Mortgage interest rates have declined to record lows in 2020, including the Bank of Canada’s benchmark five-year rate used by Canada’s largest banks to qualify applicants under the B-20 mortgage stress test. With the Bank of Canada committing to keep interest rates low into 2023, mortgage interest rates are expected to remain near current levels through 2021.

Recent national sales trends have improved more than anticipated over the second half of 2020. New listings in most of the country have also recovered. However, while sales activity rebounded to record-high levels, new listings only recovered to about their five-year average in most markets. The relative strength of demand for homes compared with supply has meant sales activity has been eroding active inventory, which was already scarce in many markets pre-pandemic. That said, this has been a trend since 2015.

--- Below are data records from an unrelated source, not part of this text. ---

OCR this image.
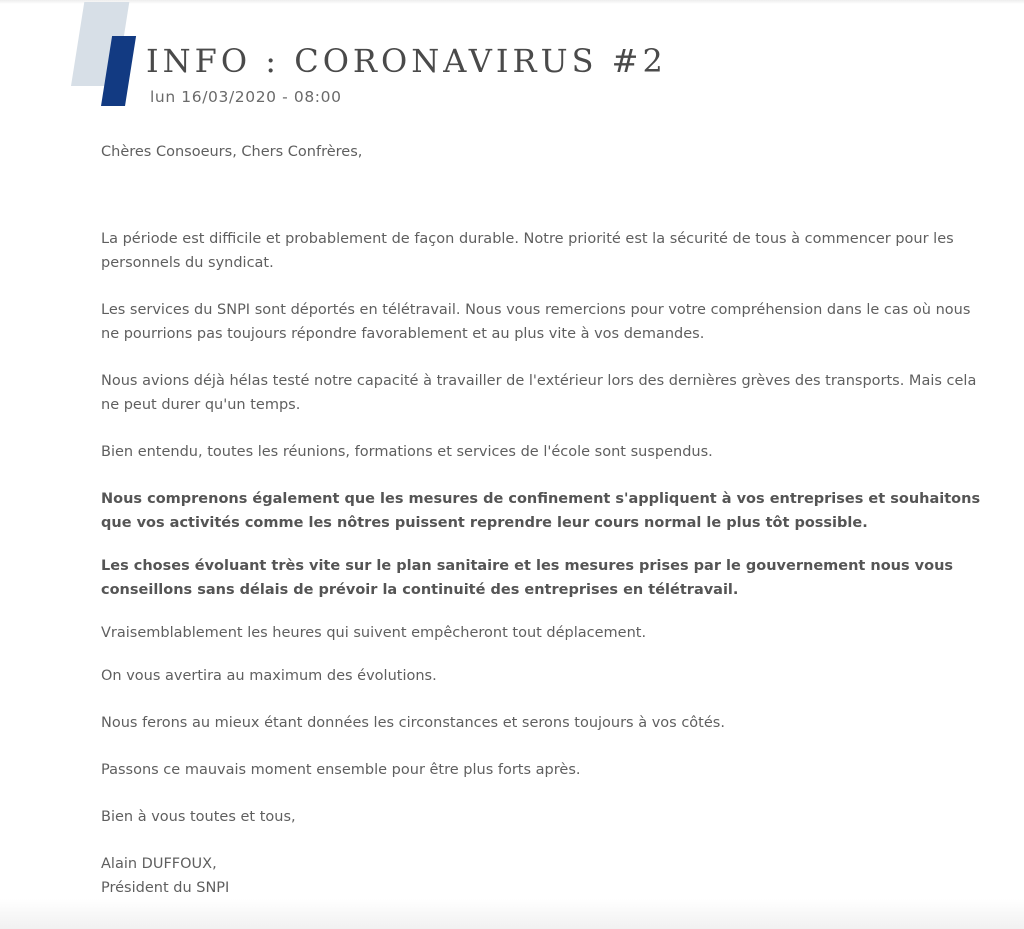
INFO : CORONAVIRUS #2
lun 16/03/2020 - 08:00

Chères Consoeurs, Chers Confrères,

La période est difficile et probablement de façon durable. Notre priorité est la sécurité de tous à commencer pour les personnels du syndicat.

Les services du SNPI sont déportés en télétravail. Nous vous remercions pour votre compréhension dans le cas où nous ne pourrions pas toujours répondre favorablement et au plus vite à vos demandes.

Nous avions déjà hélas testé notre capacité à travailler de l'extérieur lors des dernières grèves des transports. Mais cela ne peut durer qu'un temps.

Bien entendu, toutes les réunions, formations et services de l'école sont suspendus.

Nous comprenons également que les mesures de confinement s'appliquent à vos entreprises et souhaitons que vos activités comme les nôtres puissent reprendre leur cours normal le plus tôt possible.

Les choses évoluant très vite sur le plan sanitaire et les mesures prises par le gouvernement nous vous conseillons sans délais de prévoir la continuité des entreprises en télétravail.

Vraisemblablement les heures qui suivent empêcheront tout déplacement.

On vous avertira au maximum des évolutions.

Nous ferons au mieux étant données les circonstances et serons toujours à vos côtés.

Passons ce mauvais moment ensemble pour être plus forts après.

Bien à vous toutes et tous,

Alain DUFFOUX,

Président du SNPI
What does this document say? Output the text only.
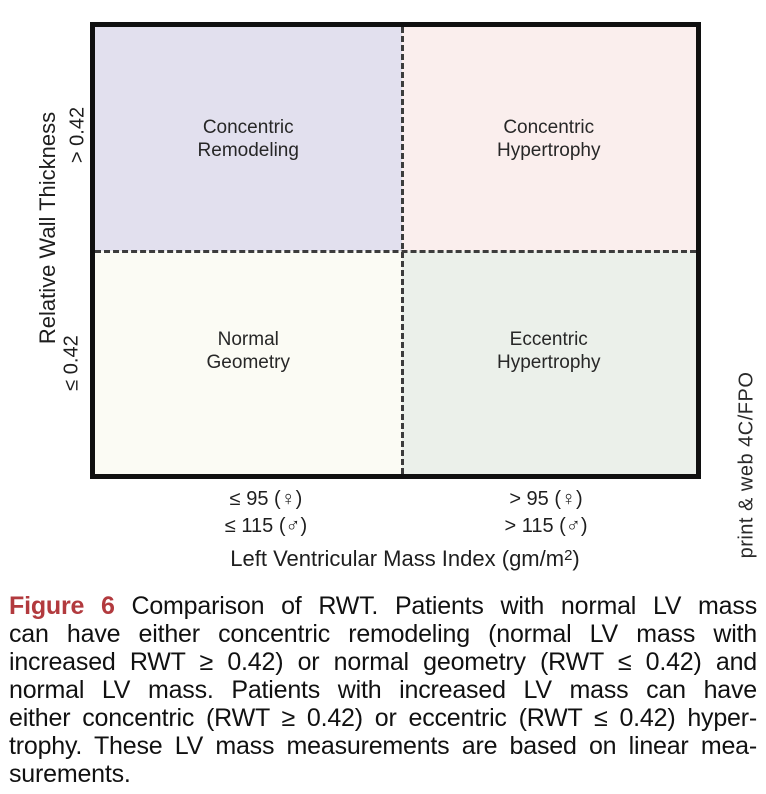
Concentric
Remodeling
Concentric
Hypertrophy
Normal
Geometry
Eccentric
Hypertrophy
Relative Wall Thickness > 0.42
≤ 0.42
≤ 95 (♀)
≤ 115 (♂)
> 95 (♀)
> 115 (♂)
Left Ventricular Mass Index $(gm/m^2)$
print & web 4C/FPO
Figure 6 Comparison of RWT. Patients with normal LV mass
can have either concentric remodeling (normal LV mass with
increased RWT ≥ 0.42) or normal geometry (RWT ≤ 0.42) and
normal LV mass. Patients with increased LV mass can have
either concentric (RWT ≥ 0.42) or eccentric (RWT ≤ 0.42) hyper-
trophy. These LV mass measurements are based on linear mea-
surements.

The increase in demand has impacted every part of the country, including the Prairies and Newfoundland and Labrador. While these regions aren’t experiencing the same intensity of upward price pressures as the rest of the country, compared with previous years, demand is strengthening and prices have indeed started to increase.

Despite the historic setback to the spring market caused by the pandemic, CREA projects national sales to hit a record of 544,413 units in 2020, representing an 11.1% increase from 2019 levels. The strength of the Canadian housing market was broad-based, with every province except Alberta registering a year-over-year increase in sales. British Columbia and Quebec stand out as large contributors to the overall gain.

The national average price in 2020 is on track to rise by 13.1% on an annual basis to just over $568,000. This reflects the current balance of supply and demand, which heavily favours sellers in many local markets.

On a monthly basis, sales are forecast to ease back to more typical levels throughout 2021; however, presuming there’s a more normal spring market in 2021, the year as a whole is expected to see more home sales than 2020. National home sales are forecast to rise by 7.2% to around 584,000 units next year. All provinces except Ontario are forecast to see increased sales activity in 2021, as low interest rates and improving economic fundamentals allow people to get into the markets where homes are available for sale.

Ontario has seen strong demand for several years, particularly outside of Toronto, which has eroded active supply in the province. This shortage is expected to limit sales activity in 2021. The strength of demand, particularly for larger single-family properties, will drive the average price higher as potential buyers compete for the most desirable properties.